Le festival a aussi été le théâtre d’une véritable foire aux accessoires insolites, le samedi devenant officiellement la « journée des micros bizarres ». Si la cagoule et le micro customisé de Kalash Criminel restent des classiques indéboulonnables de son identité visuelle, c’est Genezio qui a braqué les regards avec un appareil des plus particuliers, ressemblant à s’y méprendre à un mini lance-roquettes. Mais le style masqué n’est pas l’apanage de la scène hexagonale. Preuve que Les Ardentes dépassent largement les frontières des rappeurs français, le phénomène EsDeeKid, autre rappeur cagoulé de cette édition, a mis absolument tout le monde d’accord par sa puissance scénique. Et cette ouverture musicale a trouvé son apogée lors d’un final d’une tout autre nature : la prêtresse de la techno Charlotte de Witte a eu la lourde tâche de clôturer le festival, faisant tellement péter les enceintes que ses basses sismiques résonnaient jusque dans le centre-ville de Liège.
Cela étant, le sort s’est acharné sur un des systèmes de sonorisation, donnant lieu à un moment de flottement teinté d’humour lorsque le micro de La Fouine a refusé de fonctionner au début de son set. Loin de se laisser démonter, l’icône du rap français a magistralement rattrapé le coup. Son concert a d’ailleurs basculé dans la pure émotion lorsqu’il a présenté sa fille au public liégeois, déclenchant une ovation.

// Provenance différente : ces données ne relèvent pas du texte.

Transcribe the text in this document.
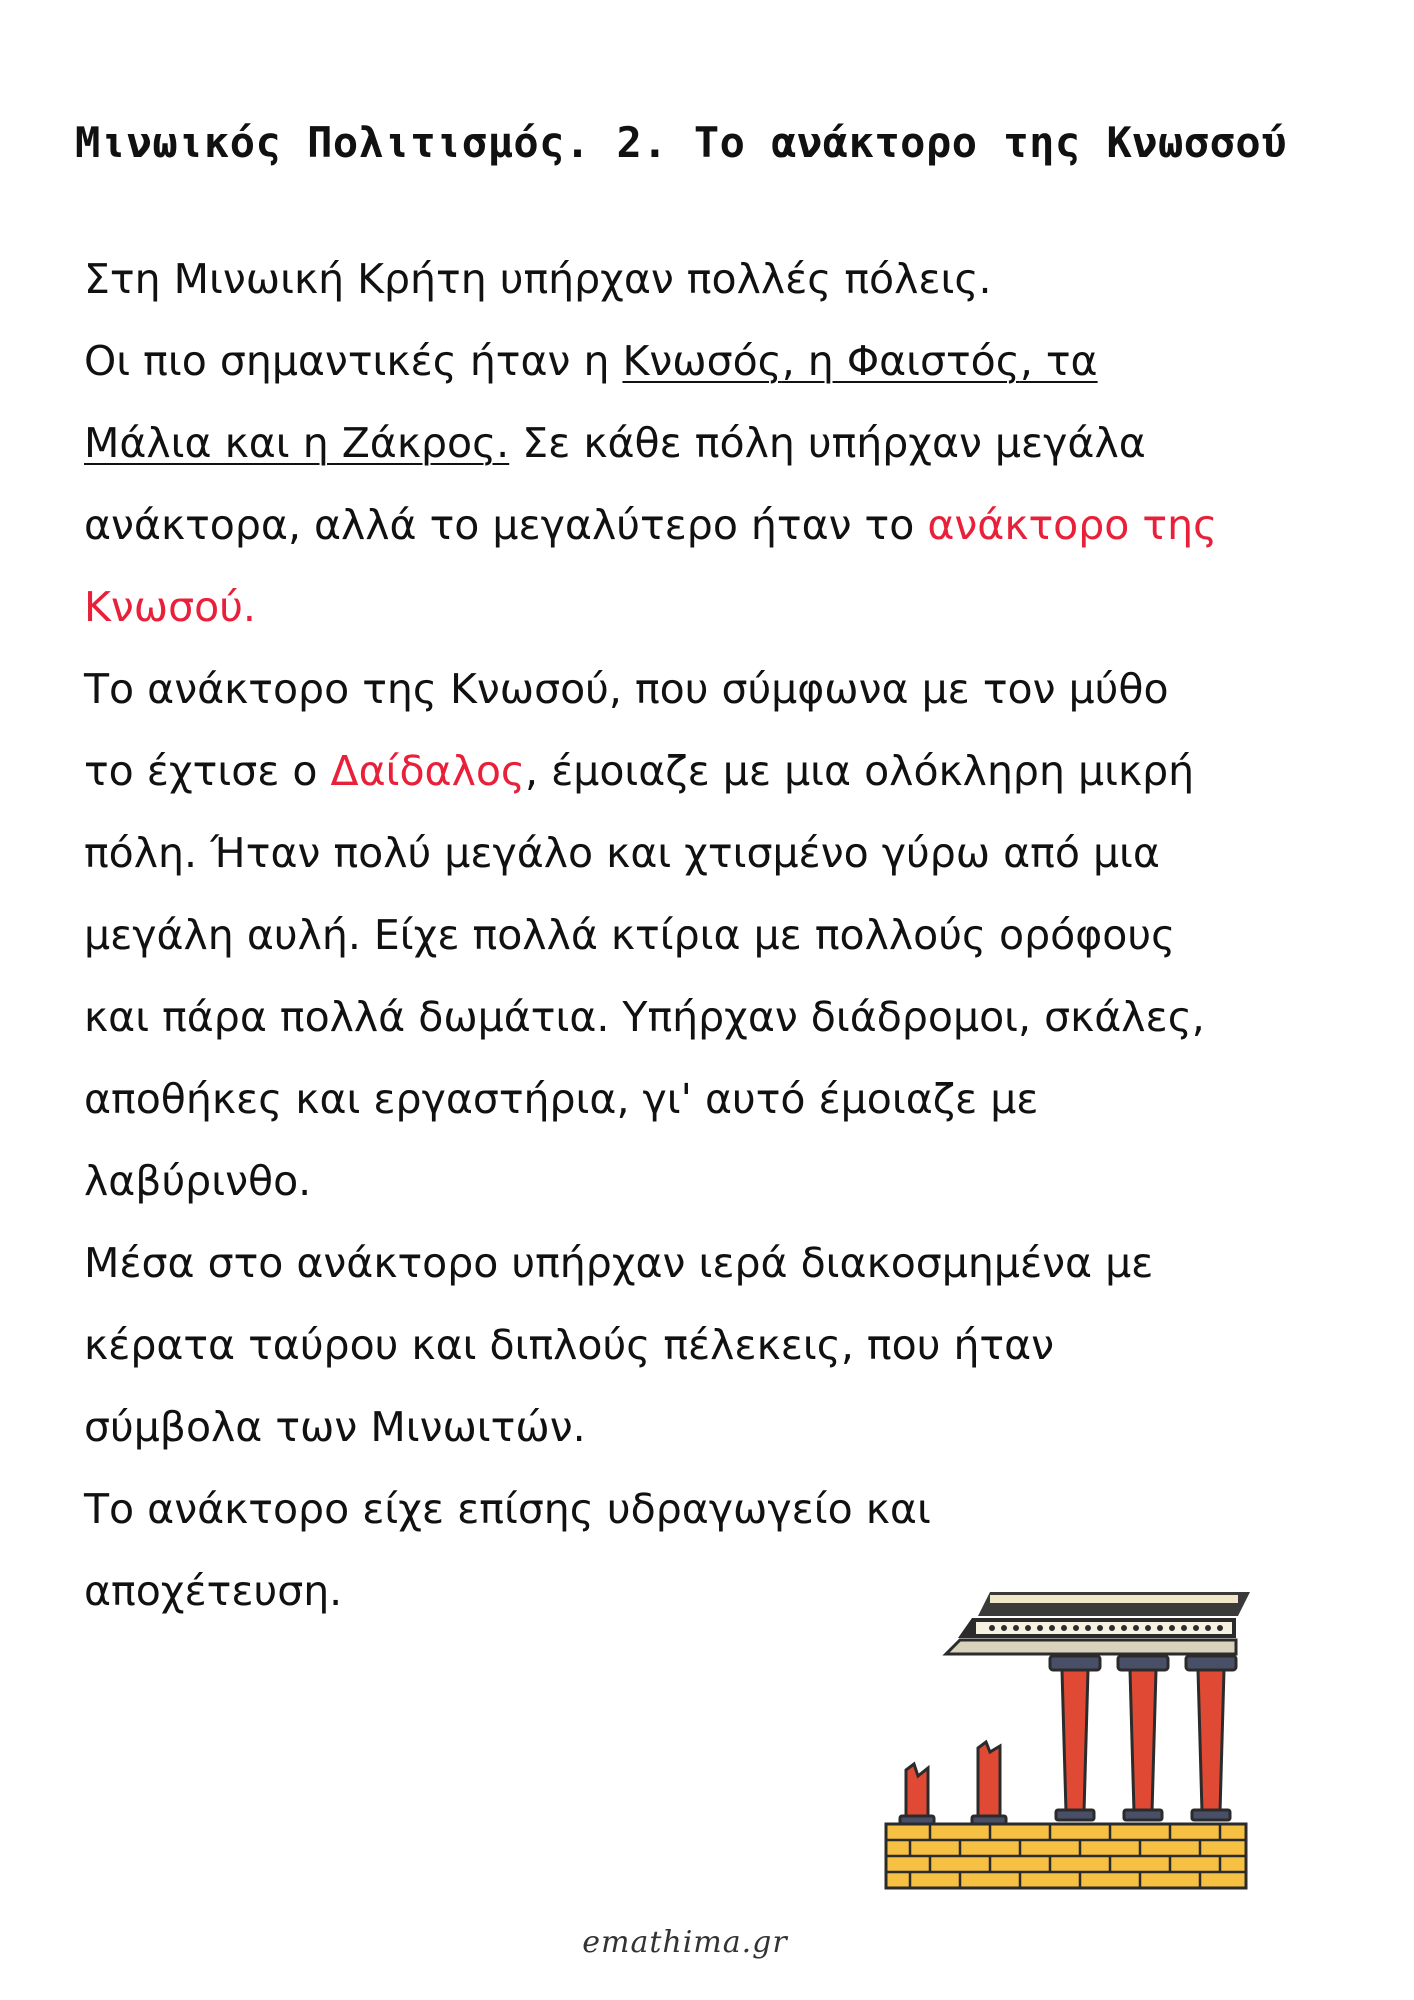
Μινωικός Πολιτισμός. 2. Το ανάκτορο της Κνωσσού
Στη Μινωική Κρήτη υπήρχαν πολλές πόλεις.
Οι πιο σημαντικές ήταν η Κνωσός, η Φαιστός, τα
Μάλια και η Ζάκρος. Σε κάθε πόλη υπήρχαν μεγάλα
ανάκτορα, αλλά το μεγαλύτερο ήταν το ανάκτορο της
Κνωσού.
Το ανάκτορο της Κνωσού, που σύμφωνα με τον μύθο
το έχτισε ο Δαίδαλος, έμοιαζε με μια ολόκληρη μικρή
πόλη. Ήταν πολύ μεγάλο και χτισμένο γύρω από μια
μεγάλη αυλή. Είχε πολλά κτίρια με πολλούς ορόφους
και πάρα πολλά δωμάτια. Υπήρχαν διάδρομοι, σκάλες,
αποθήκες και εργαστήρια, γι' αυτό έμοιαζε με
λαβύρινθο.
Μέσα στο ανάκτορο υπήρχαν ιερά διακοσμημένα με
κέρατα ταύρου και διπλούς πέλεκεις, που ήταν
σύμβολα των Μινωιτών.
Το ανάκτορο είχε επίσης υδραγωγείο και
αποχέτευση.
emathima.gr
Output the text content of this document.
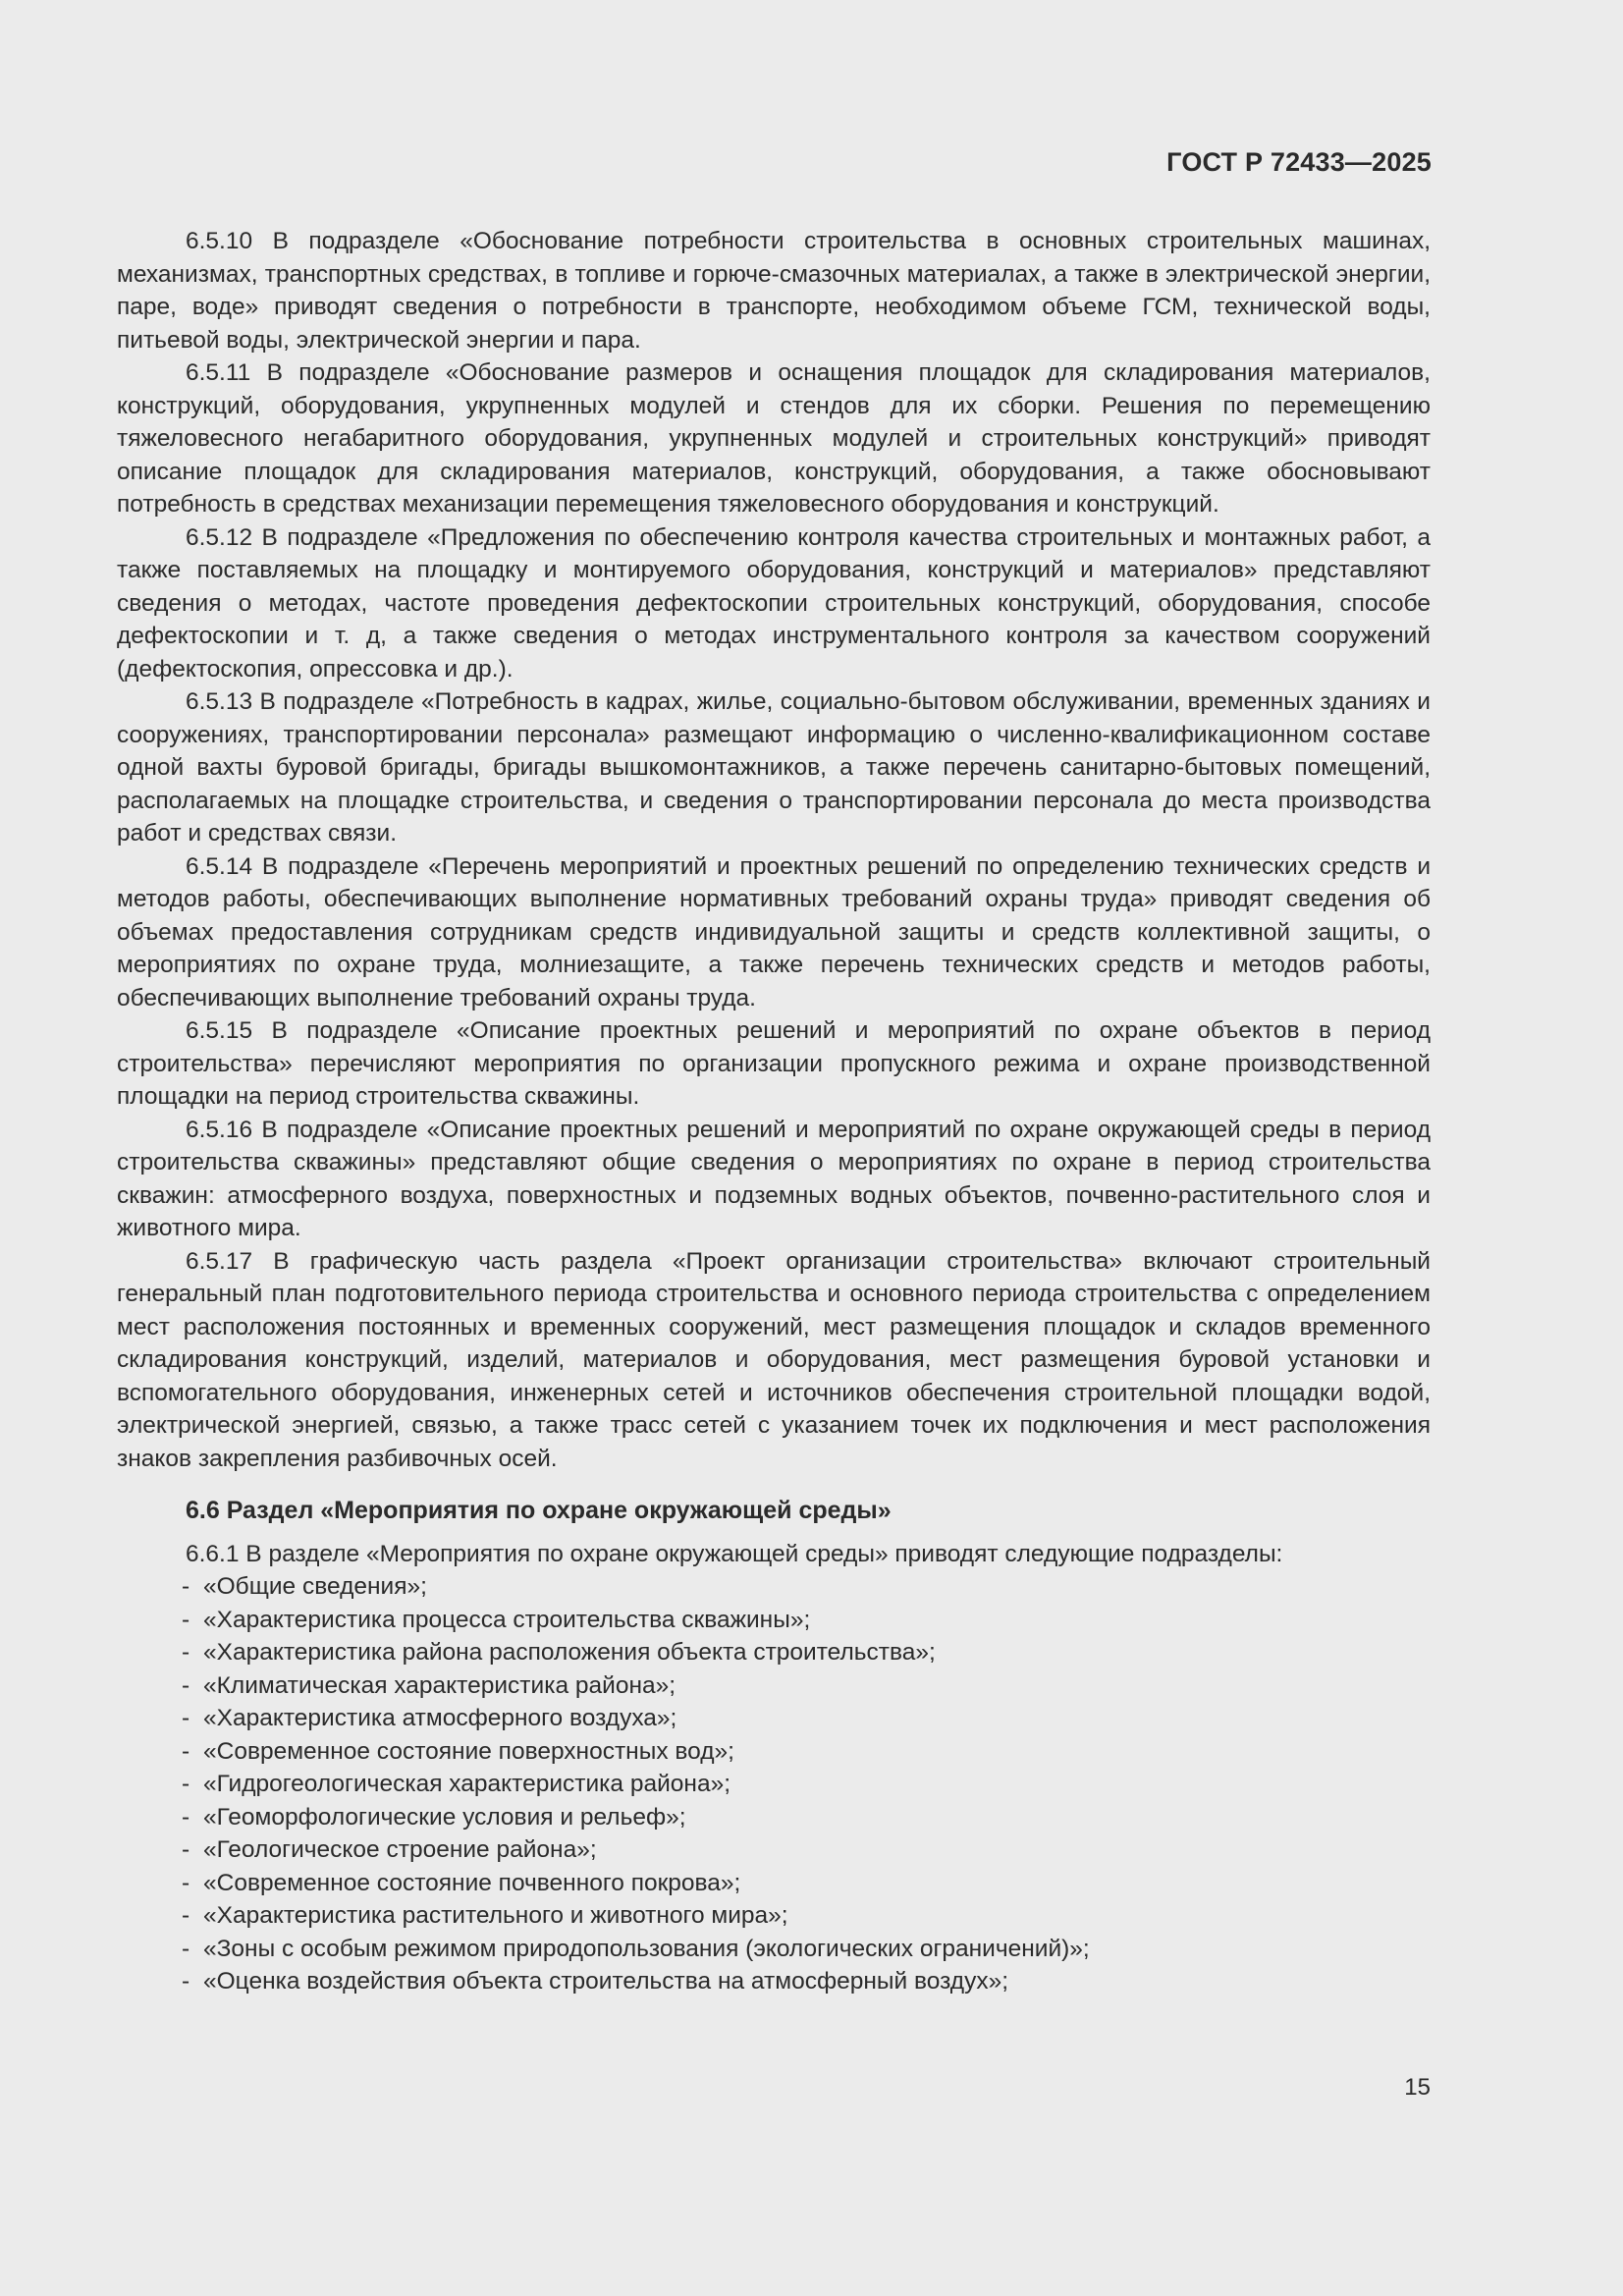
ГОСТ Р 72433—2025

6.5.10 В подразделе «Обоснование потребности строительства в основных строительных машинах, механизмах, транспортных средствах, в топливе и горюче-смазочных материалах, а также в электрической энергии, паре, воде» приводят сведения о потребности в транспорте, необходимом объеме ГСМ, технической воды, питьевой воды, электрической энергии и пара.

6.5.11 В подразделе «Обоснование размеров и оснащения площадок для складирования материалов, конструкций, оборудования, укрупненных модулей и стендов для их сборки. Решения по перемещению тяжеловесного негабаритного оборудования, укрупненных модулей и строительных конструкций» приводят описание площадок для складирования материалов, конструкций, оборудования, а также обосновывают потребность в средствах механизации перемещения тяжеловесного оборудования и конструкций.

6.5.12 В подразделе «Предложения по обеспечению контроля качества строительных и монтажных работ, а также поставляемых на площадку и монтируемого оборудования, конструкций и материалов» представляют сведения о методах, частоте проведения дефектоскопии строительных конструкций, оборудования, способе дефектоскопии и т. д, а также сведения о методах инструментального контроля за качеством сооружений (дефектоскопия, опрессовка и др.).

6.5.13 В подразделе «Потребность в кадрах, жилье, социально-бытовом обслуживании, временных зданиях и сооружениях, транспортировании персонала» размещают информацию о численно-квалификационном составе одной вахты буровой бригады, бригады вышкомонтажников, а также перечень санитарно-бытовых помещений, располагаемых на площадке строительства, и сведения о транспортировании персонала до места производства работ и средствах связи.

6.5.14 В подразделе «Перечень мероприятий и проектных решений по определению технических средств и методов работы, обеспечивающих выполнение нормативных требований охраны труда» приводят сведения об объемах предоставления сотрудникам средств индивидуальной защиты и средств коллективной защиты, о мероприятиях по охране труда, молниезащите, а также перечень технических средств и методов работы, обеспечивающих выполнение требований охраны труда.

6.5.15 В подразделе «Описание проектных решений и мероприятий по охране объектов в период строительства» перечисляют мероприятия по организации пропускного режима и охране производственной площадки на период строительства скважины.

6.5.16 В подразделе «Описание проектных решений и мероприятий по охране окружающей среды в период строительства скважины» представляют общие сведения о мероприятиях по охране в период строительства скважин: атмосферного воздуха, поверхностных и подземных водных объектов, почвенно-растительного слоя и животного мира.

6.5.17 В графическую часть раздела «Проект организации строительства» включают строительный генеральный план подготовительного периода строительства и основного периода строительства с определением мест расположения постоянных и временных сооружений, мест размещения площадок и складов временного складирования конструкций, изделий, материалов и оборудования, мест размещения буровой установки и вспомогательного оборудования, инженерных сетей и источников обеспечения строительной площадки водой, электрической энергией, связью, а также трасс сетей с указанием точек их подключения и мест расположения знаков закрепления разбивочных осей.

6.6 Раздел «Мероприятия по охране окружающей среды»

6.6.1 В разделе «Мероприятия по охране окружающей среды» приводят следующие подразделы:

- «Общие сведения»;
- «Характеристика процесса строительства скважины»;
- «Характеристика района расположения объекта строительства»;
- «Климатическая характеристика района»;
- «Характеристика атмосферного воздуха»;
- «Современное состояние поверхностных вод»;
- «Гидрогеологическая характеристика района»;
- «Геоморфологические условия и рельеф»;
- «Геологическое строение района»;
- «Современное состояние почвенного покрова»;
- «Характеристика растительного и животного мира»;
- «Зоны с особым режимом природопользования (экологических ограничений)»;
- «Оценка воздействия объекта строительства на атмосферный воздух»;
15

Une démarche touchante qui faisait directement écho à celle de ZKR la veille. Le rappeur roubaisien a lui aussi partagé la scène avec sa fille, un moment suspendu d’autant plus fort que l’artiste gérait une immense pression : il performait alors même que son pays de cœur, le Maroc, disputait un match crucial de coupe du monde. Pour l’occasion, ZKR avait d’ailleurs troqué ses vêtements pour revêtir une tenue complète de joueur de football sur scène. En fin de compte, la philosophie de cette 20e édition tenait peut-être dans cette phrase entendue au détour d’une scène ce jour-là : « On ne peut pas refaire le monde. On peut juste l’améliorer ». Et à Liège, le temps d’un week-end, la musique a magistralement rempli cette mission.